Code to Generate Word Cloud of Key Words in Corpus of R1 Academic Library Strategic Plans

Preliminaries

The following script assumes that all of the strategic plans listed in the strategic plans spreadsheet (located in the repository’s data folder) are downloaded as PDFs to your R working directory.

Once the plans are downloaded and stored as individual pdf files in the working directory, load the following libraries:

# Load relevant libraries
library(pdftools)
library(tm)
library(SnowballC)
library(wordcloud)
library(tidyverse)
library(knitr)

Create vector of strategic plan document names

In the following, we make a vector of the names of strategic plan file names (all plans are stored as PDFs in the working directory), and assign this vector to an object named files.

# Make a vector of the names of the PDF files (i.e. plan documents) in working directory
files<-list.files(pattern="pdf$")

Make corpus and term document matrix

We will now use the vector of plan document names (files) to make a text corpus that is based on the underlying text of the strategic plans; this corpus is assigned to an object named corpus_plans:

# Make corpus based on strategic plan documents
corpus_plans<-Corpus(URISource(files),readerControl = list(reader=readPDF))

Now, we use the corpus as an argument in the TermDocumentMatrix function to make a term document matrix derived from the corpus. This term document matrix is assigned to an object named plans.tdm

# Make term document matrix based on corpus_plans object
plans.tdm <- as.matrix(TermDocumentMatrix(corpus_plans, 
                                control = 
                                  list(removePunctuation = TRUE,
                                       stopwords = TRUE,
                                       tolower = TRUE,
                                       stemming = FALSE,
                                       removeNumbers = TRUE,
                                       bounds = list(global = c(3, Inf)))))

The frequency of the word “commons” in the strategic plan corpus

How many times does the word “commons” appear in the corpus of strategic plans? To find out, we extract a vector that sums up the number of times various words appear in the corpus using the rowSums function, and assign this vector to an object called words; we then create a data frame based on words, with one column (named “word”) containing the various words in the corpus, and the other column (named “freq”) containing information on how many times the associated word appears in the corpus. We then extract the rows with the words “commons” and “library” (to serve as a reference point) to see how many times they appear in the corpus.

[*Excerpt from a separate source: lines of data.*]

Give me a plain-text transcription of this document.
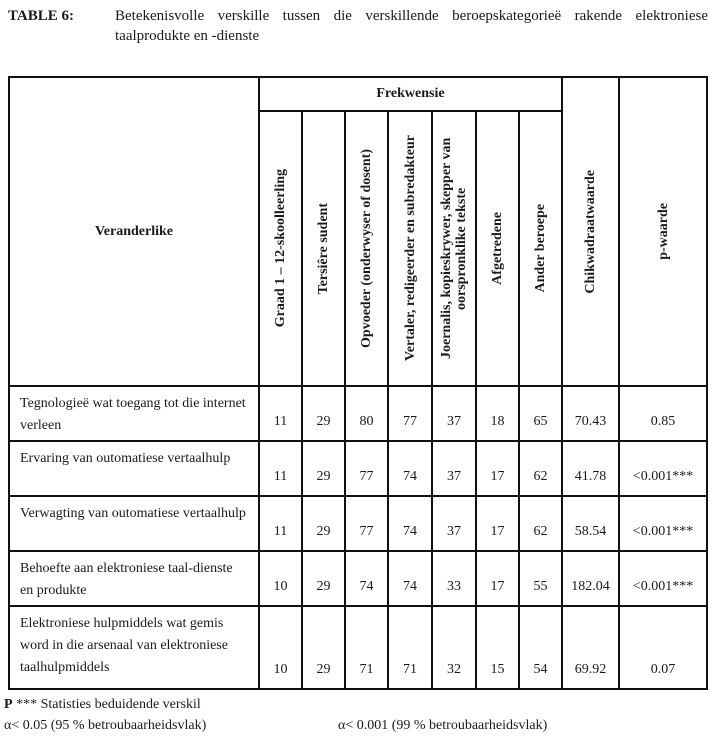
TABLE 6:	Betekenisvolle verskille tussen die verskillende beroepskategorieë rakende elektroniese taalprodukte en -dienste
Veranderlike	Frekwensie							Chikwadraatwaarde	p-waarde

	Graad 1 – 12-skoolleerling	Tersiêre sudent	Opvoeder (onderwyser of dosent)	Vertaler, redigeerder en subredakteur	Joernalis, kopieskrywer, skepper van oorspronklike tekste	Afgetredene	Ander beroepe		

Tegnologieë wat toegang tot die internet verleen	11	29	80	77	37	18	65	70.43	0.85
Ervaring van outomatiese vertaalhulp	11	29	77	74	37	17	62	41.78	<0.001***
Verwagting van outomatiese vertaalhulp	11	29	77	74	37	17	62	58.54	<0.001***
Behoefte aan elektroniese taal-dienste en produkte	10	29	74	74	33	17	55	182.04	<0.001***
Elektroniese hulpmiddels wat gemis word in die arsenaal van elektroniese taalhulpmiddels	10	29	71	71	32	15	54	69.92	0.07
P *** Statisties beduidende verskil
α< 0.05 (95 % betroubaarheidsvlak)	α< 0.001 (99 % betroubaarheidsvlak)
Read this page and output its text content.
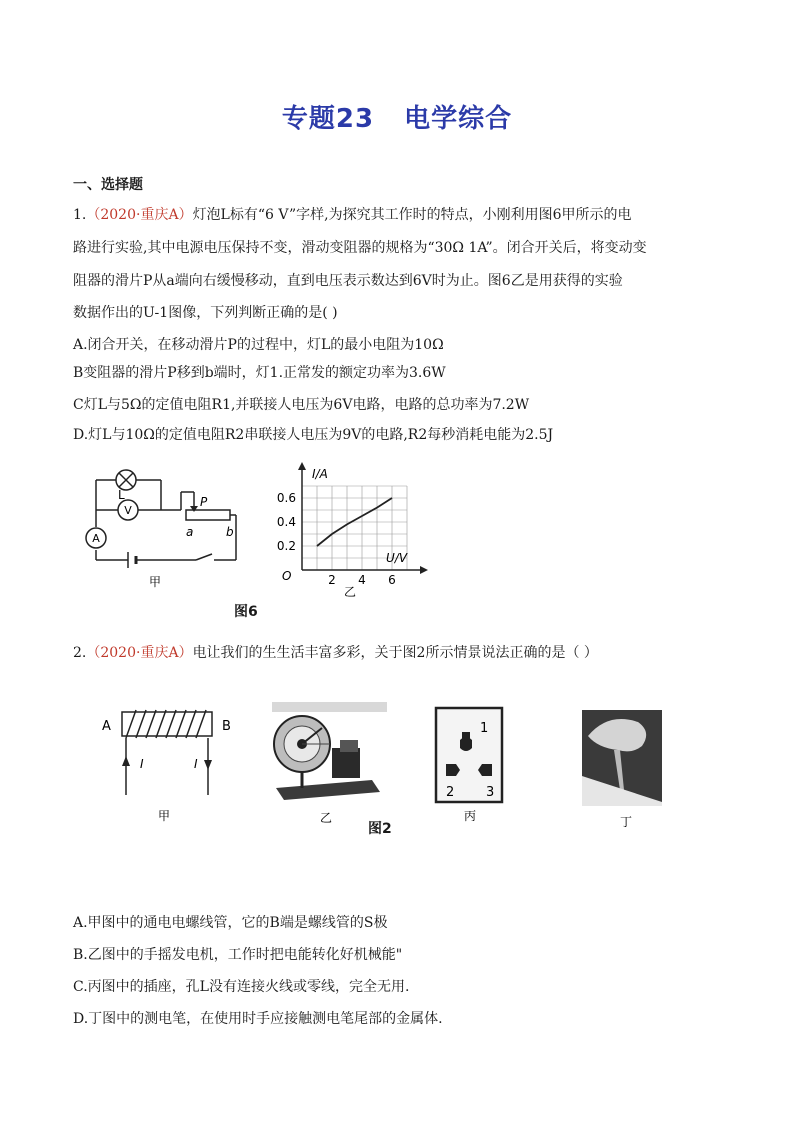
专题23 电学综合
一、选择题
1.（2020·重庆A）灯泡L标有“6 V”字样,为探究其工作时的特点，小刚利用图6甲所示的电
路进行实验,其中电源电压保持不变，滑动变阻器的规格为“30Ω 1A”。闭合开关后，将变动变
阻器的滑片P从a端向右缓慢移动，直到电压表示数达到6V时为止。图6乙是用获得的实验
数据作出的U-1图像，下列判断正确的是( )
A.闭合开关，在移动滑片P的过程中，灯L的最小电阻为10Ω
B变阻器的滑片P移到b端时，灯1.正常发的额定功率为3.6W
C灯L与5Ω的定值电阻R1,并联接人电压为6V电路，电路的总功率为7.2W
D.灯L与10Ω的定值电阻R2串联接人电压为9V的电路,R2每秒消耗电能为2.5J
L
V
A
P
a	b
甲	2 4 6
0.2
0.4
0.6
I/A
U/V
O
乙
图6
2.（2020·重庆A）电让我们的生生活丰富多彩，关于图2所示情景说法正确的是（ ）
A	B
I	I
甲	乙
1
2 3
丙	丁
图2
A.甲图中的通电电螺线管，它的B端是螺线管的S极
B.乙图中的手摇发电机，工作时把电能转化好机械能"
C.丙图中的插座，孔L没有连接火线或零线，完全无用.
D.丁图中的测电笔，在使用时手应接触测电笔尾部的金属体.
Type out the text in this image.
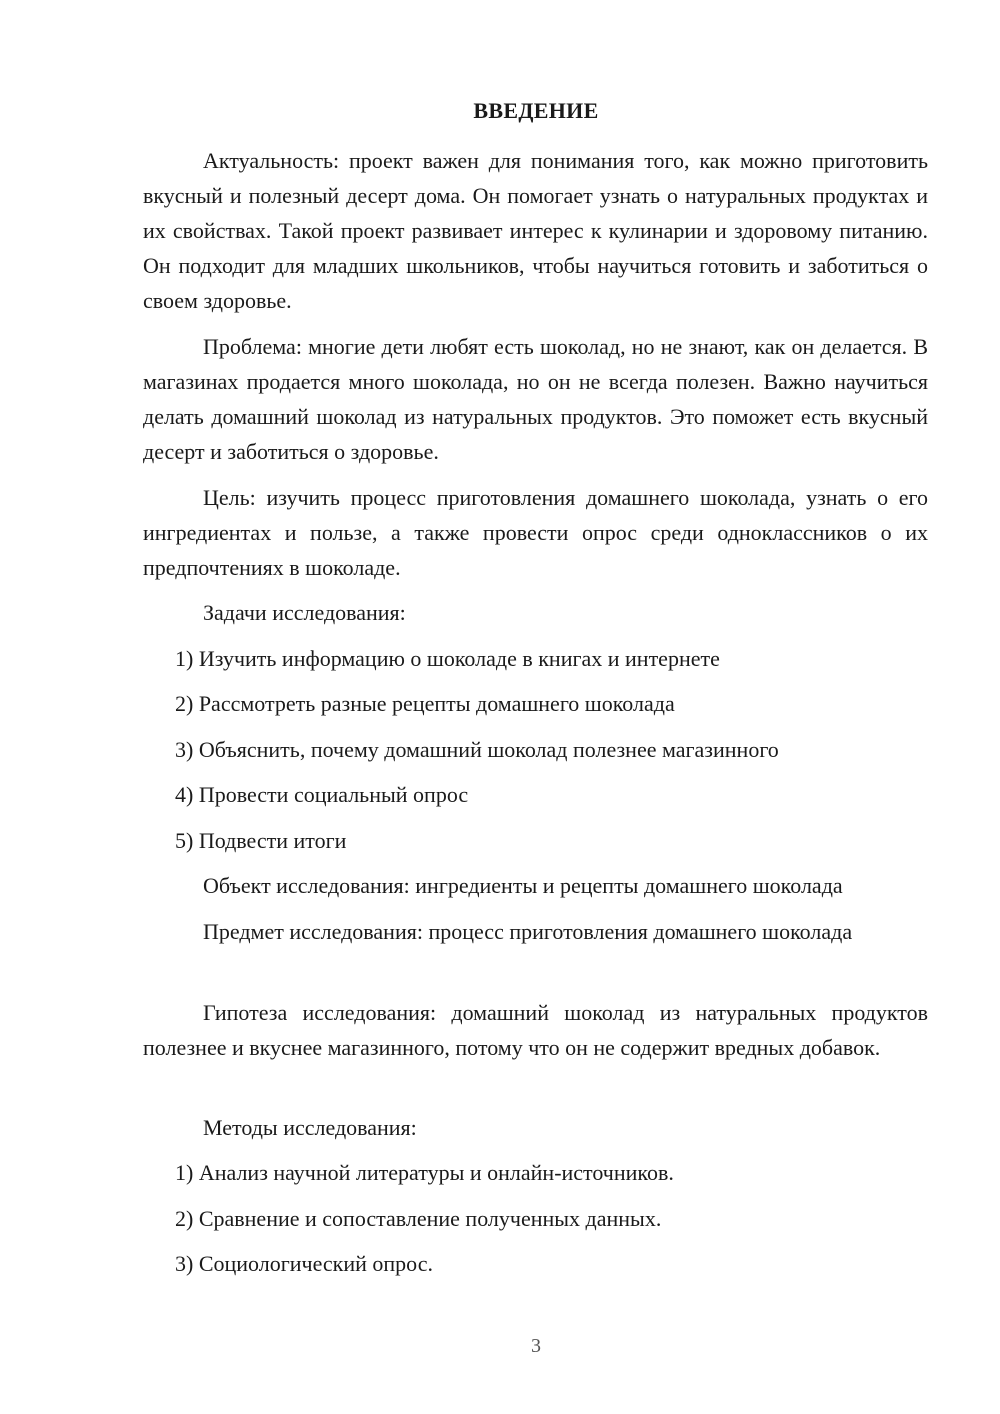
ВВЕДЕНИЕ

Актуальность: проект важен для понимания того, как можно приготовить вкусный и полезный десерт дома. Он помогает узнать о натуральных продуктах и их свойствах. Такой проект развивает интерес к кулинарии и здоровому питанию. Он подходит для младших школьников, чтобы научиться готовить и заботиться о своем здоровье.

Проблема: многие дети любят есть шоколад, но не знают, как он делается. В магазинах продается много шоколада, но он не всегда полезен. Важно научиться делать домашний шоколад из натуральных продуктов. Это поможет есть вкусный десерт и заботиться о здоровье.

Цель: изучить процесс приготовления домашнего шоколада, узнать о его ингредиентах и пользе, а также провести опрос среди одноклассников о их предпочтениях в шоколаде.

Задачи исследования:
1) Изучить информацию о шоколаде в книгах и интернете
2) Рассмотреть разные рецепты домашнего шоколада
3) Объяснить, почему домашний шоколад полезнее магазинного
4) Провести социальный опрос
5) Подвести итоги
Объект исследования: ингредиенты и рецепты домашнего шоколада

Предмет исследования: процесс приготовления домашнего шоколада

Гипотеза исследования: домашний шоколад из натуральных продуктов полезнее и вкуснее магазинного, потому что он не содержит вредных добавок.

Методы исследования:
1) Анализ научной литературы и онлайн-источников.
2) Сравнение и сопоставление полученных данных.
3) Социологический опрос.
3
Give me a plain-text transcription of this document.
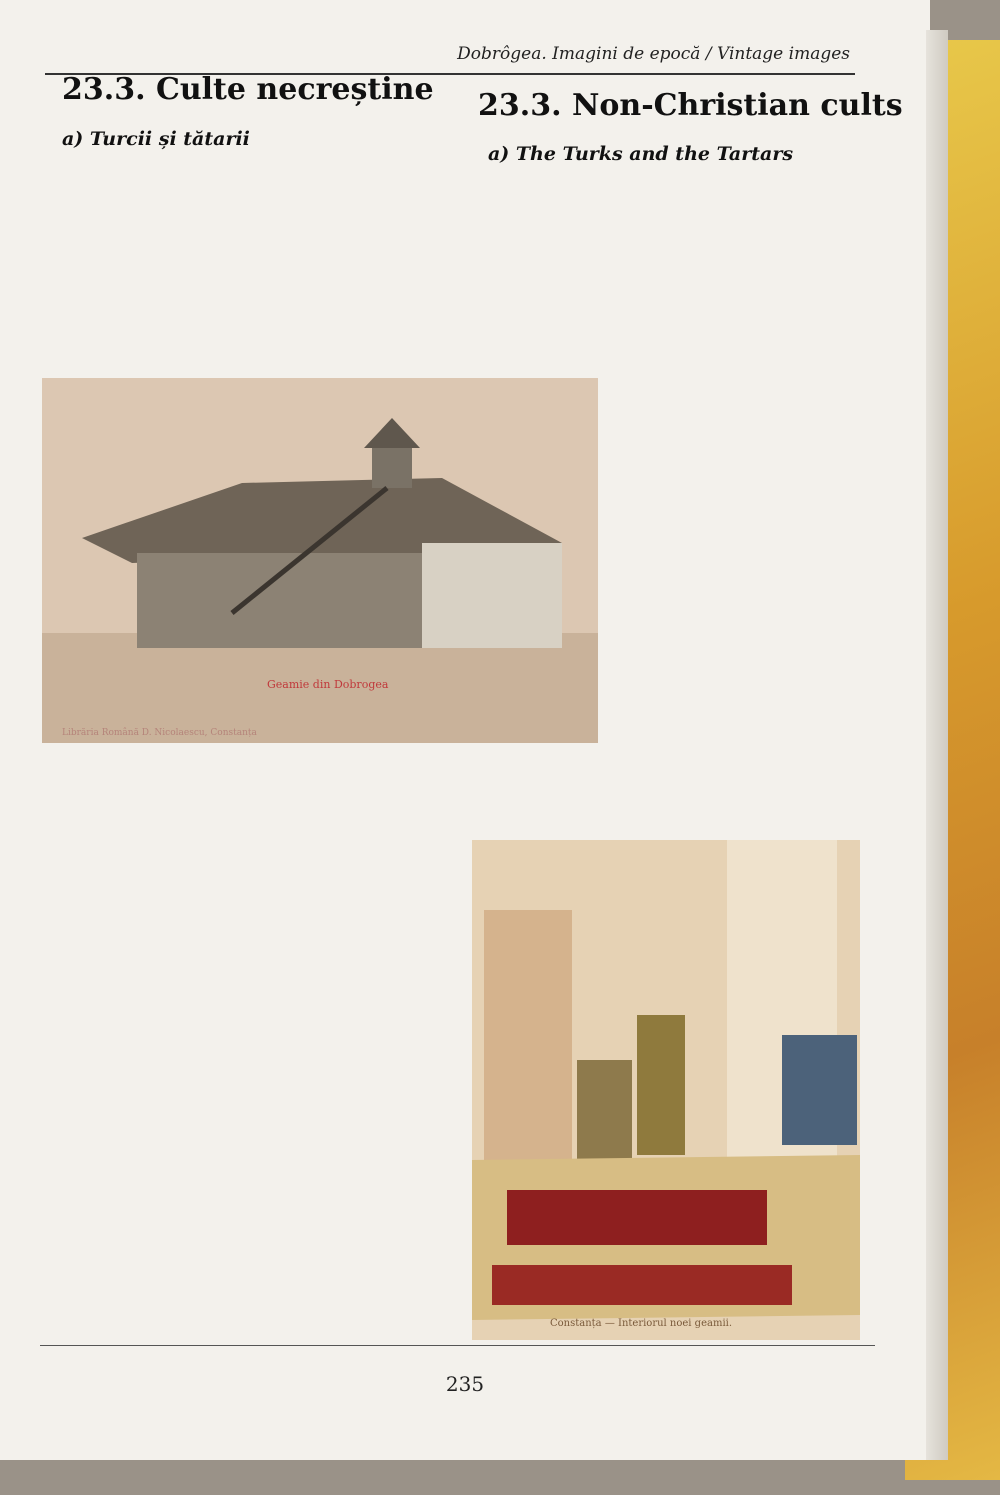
Dobrôgea. Imagini de epocă / Vintage images
23.3. Culte necreștine 23.3. Non-Christian cults
a) Turcii și tătarii
a) The Turks and the Tartars
Geamie din Dobrogea
Librăria Română D. Nicolaescu, Constanța
Constanța — Interiorul noei geamii.
235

# Extract vector containing information on word frequencies
words <- sort(rowSums(plans.tdm), decreasing=TRUE)
# Create a data frame based on the information in "words"
df <- data.frame(word = names(words),freq=words)
# Find the frequency of "commons" and "library" in the corpus 
df %>% filter(word=="commons"|word=="library") %>% remove_rownames()

##      word freq
## 1 library 2908
## 2 commons   83

Generate word cloud

Finally, we use the “word” and “freq” columns from the df object created above to generate a word cloud of the most frequently recurring words in the strategic plan corpus:

# Set seed for reproducibility
set.seed(1234)
# Generate word cloud
wordcloud(words = df$word, freq = df$freq, min.freq = 50, max.words=90, random.order=FALSE, rot.per=0.35, colors=brewer.pal(8, "Dark2"))

Acknowledgements

This brief script draws on previously published online guides to working with text data and generating word clouds in R. Especially helpful were Clay Ford’s introduction to text mining in R (published through the University of Virginia Libraries and available here), STHDA’s tutorial on text mining and word clouds in R, and Celine Van den Rul’s tutorial in the towards data science series on generating word clouds in R.